Stoke City 1 Manchester City 1: MANCHESTER CITY have lost the initiative in the title race and are not performing like potential champions, on or off the field.
A draw in the Stoke bear pit left them with two wins in their past nine away games, and as unimpressive as their football was Roberto Mancini’s fit of the vapours when he shunned the post-match handshake with opposite number, Tony Pulis, and could not trust himself to speak rationally to the media, sending David Platt in his place.
The Italian aesthete was said to be upset by Stoke’s aggressive approach on Saturday, in which case one wonders where he has been hiding in recent years. The team from the Potteries are renowned/notorious, according to taste, for their muscularity, and everybody knows what to expect and prepares accordingly. Everybody bar Mancini, it seems.
To the impartial observer, Stoke were no more physical than is their norm, and there was only one incident worthy of complaint, when Dean Whitehead’s arm made blood-letting contact with David Silva’s ear. Even in that case the referee, Howard Webb, deemed the blow accidental. Mancini’s attitude (Platt said the manager was “unhappy and needs time to calm down”) smacked of sour grapes.
Stoke’s rough and tumble is not exactly the Beautiful Game, but English football is a broad church, and even style heretics are a welcome part of its earthy catechism.
Some of us may prefer Swansea City’s delightful passing, which has them one point better off than Stoke, at less cost, but each to his own. Mancini’s City, incidentally, lost at Swansea a fortnight ago and at Sporting Lisbon before that, so their form away from Fortress Etihad represents cause for concern – especially with a trip to the Emirates coming up on April 8th.
Without Sergio Aguero, who was absent with a foot injury, City rarely troubled Stoke’s mountain range of a defence. Edin Dzeko’s radar was on the blink, Mario Balotelli was at his capricious worst, and it was surprising that the introduction of Carlos Tevez was delayed until the 73rd minute, which was too late for the prodigal to effect the sort of improvement that snatched victory from the maw of defeat against Chelsea four days earlier.

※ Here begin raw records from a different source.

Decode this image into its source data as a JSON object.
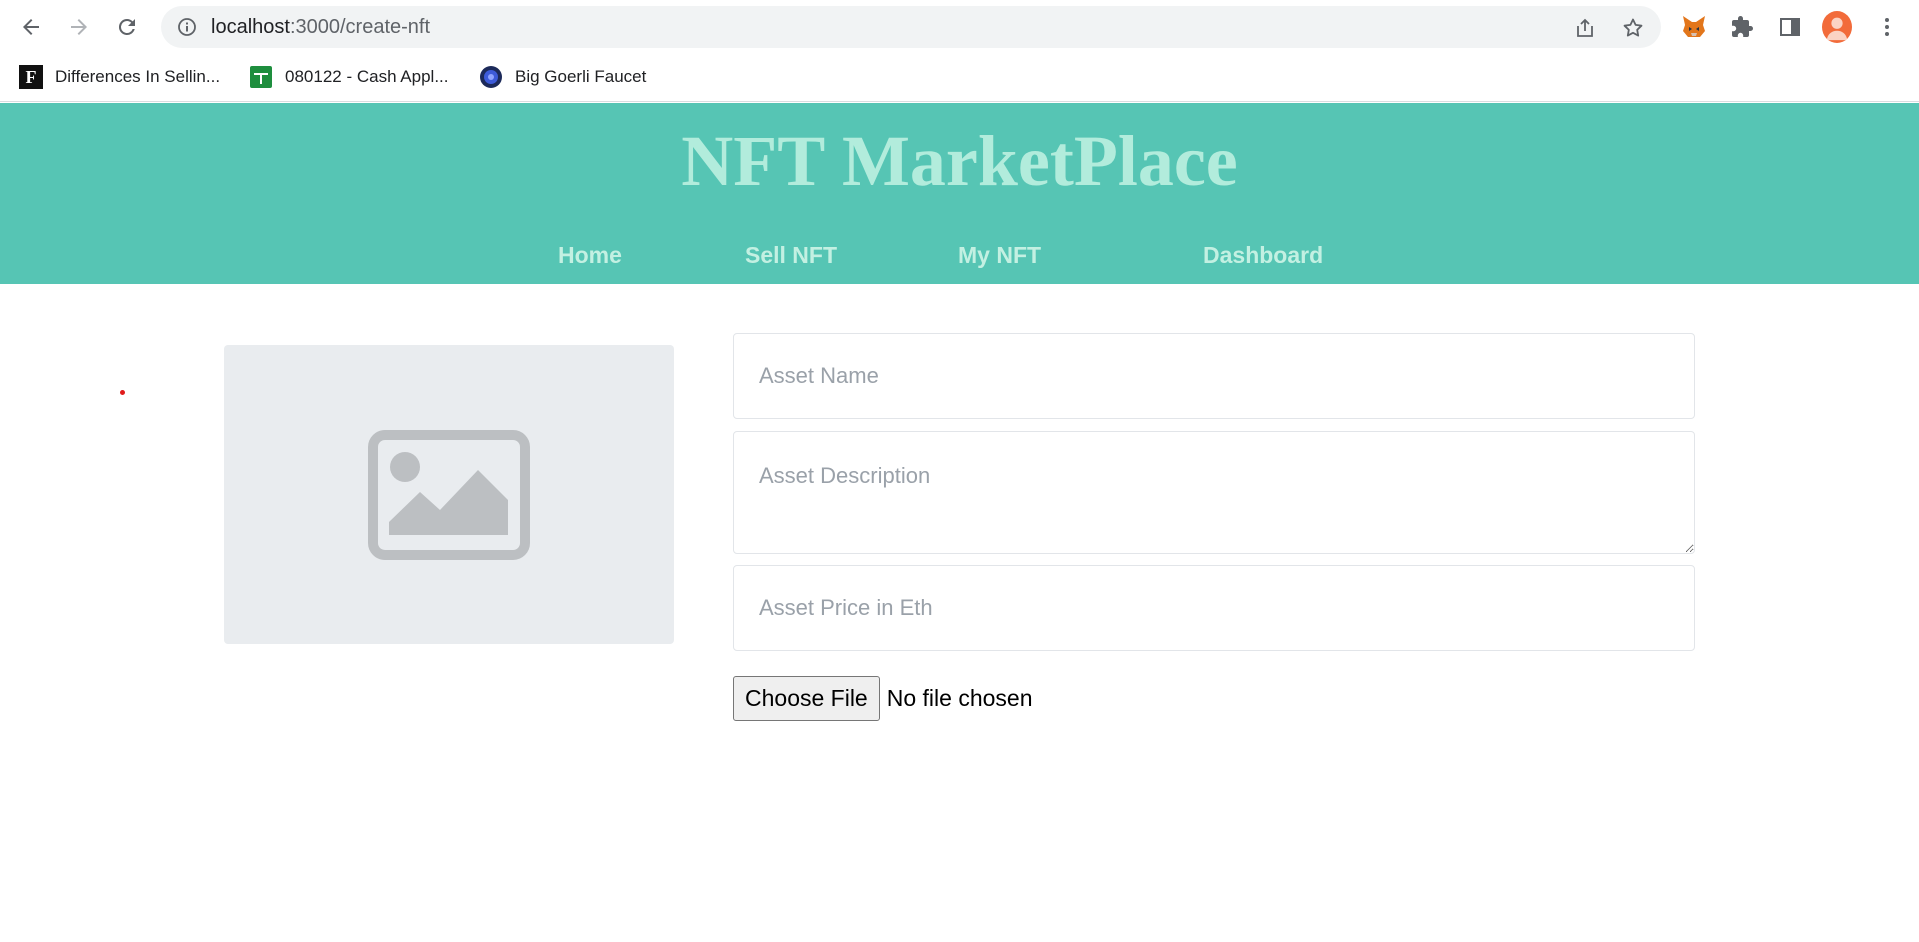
{
  "browser": {
    "url_host": "localhost",
    "url_path": ":3000/create-nft",
    "icons": {
      "back": "arrow-left-icon",
      "forward": "arrow-right-icon",
      "reload": "reload-icon",
      "info": "info-icon",
      "share": "share-icon",
      "bookmark": "star-icon",
      "metamask": "fox-icon",
      "extensions": "puzzle-icon",
      "side_panel": "side-panel-icon",
      "profile": "avatar-icon",
      "menu": "kebab-menu-icon"
    }
  },
  "bookmarks": [
    {
      "label": "Differences In Sellin...",
      "favicon_letter": "F"
    },
    {
      "label": "080122 - Cash Appl..."
    },
    {
      "label": "Big Goerli Faucet"
    }
  ],
  "site": {
    "title": "NFT MarketPlace",
    "nav": [
      "Home",
      "Sell NFT",
      "My NFT",
      "Dashboard"
    ]
  },
  "form": {
    "name_placeholder": "Asset Name",
    "description_placeholder": "Asset Description",
    "price_placeholder": "Asset Price in Eth",
    "file_button": "Choose File",
    "file_status": "No file chosen"
  },
  "colors": {
    "header_bg": "#56c5b4",
    "title": "#b2ecdc",
    "nav_text": "#c3f0e2",
    "preview_bg": "#e9ecef"
  }
}
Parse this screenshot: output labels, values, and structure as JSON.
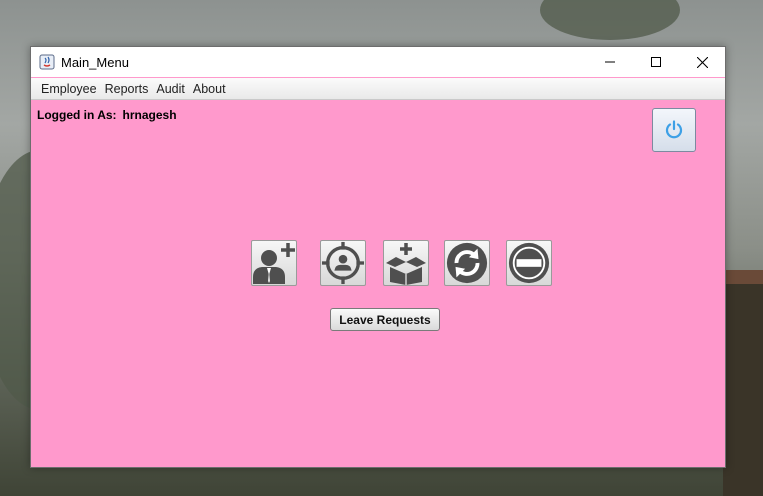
{
  "window": {
    "title": "Main_Menu"
  },
  "menu": [
    {
      "label": "Employee"
    },
    {
      "label": "Reports"
    },
    {
      "label": "Audit"
    },
    {
      "label": "About"
    }
  ],
  "session": {
    "label": "Logged in As:",
    "user": "hrnagesh"
  },
  "toolbar": {
    "buttons": [
      {
        "icon": "add-employee-icon"
      },
      {
        "icon": "target-employee-icon"
      },
      {
        "icon": "add-package-icon"
      },
      {
        "icon": "refresh-icon"
      },
      {
        "icon": "remove-icon"
      }
    ]
  },
  "actions": {
    "leave_requests": "Leave Requests"
  },
  "colors": {
    "panel": "#ff99cc",
    "power_icon": "#3da0e6",
    "icon_gray": "#4f4f4f"
  }
}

Pulis thought, with justification, that Stoke were denied a penalty early on, when Gareth Barry brought down Glenn Whelan, and they threatened again when Matthew Etherington’s corner brushed Ryan Shawcross, demanding a goalline clearance at the far post by Pablo Zabaleta. When they did score, after 59 minutes, it was well worth waiting for, Peter Crouch staking a claim for the goal of the season award.
Supplied by Jermaine Pennant at an awkward high angle out on the right, he brought the ball down and volleyed it with a smooth dexterity that belied his rangy gawkiness, a glorious strike soaring across and over Joe Hart before dipping inside the far post. Sky TV, whose boffins measure such things, gave the range as 29 metres, and to beat the England goalkeeper from that distance takes something special. “It was a fantastic goal, and no one-off,” Pulis said. “He practises that technique and does it in training.”
Crouch, who harbours hopes of making the England squad for Euro 2012, rated it as “probably the best goal of my career”. Barry admitted: “You have got to hold your hands up. It was an unstoppable strike. Joe (Hart) was disappointed to concede it but there was nothing he could do. It should be goal of the season.”
City’s equaliser came from even further out – 34 metres according to Sky. Asmir Begovic had Yaya Toure’s howitzer blast covered until it took a wrong-footing deflection from a brave attempt at a headed clearance by Shawcross.
Wilson Palacios and Toure threatened to win it for their respective sides but a point apiece was the most equitable outcome, even if Mancini did not see it that way.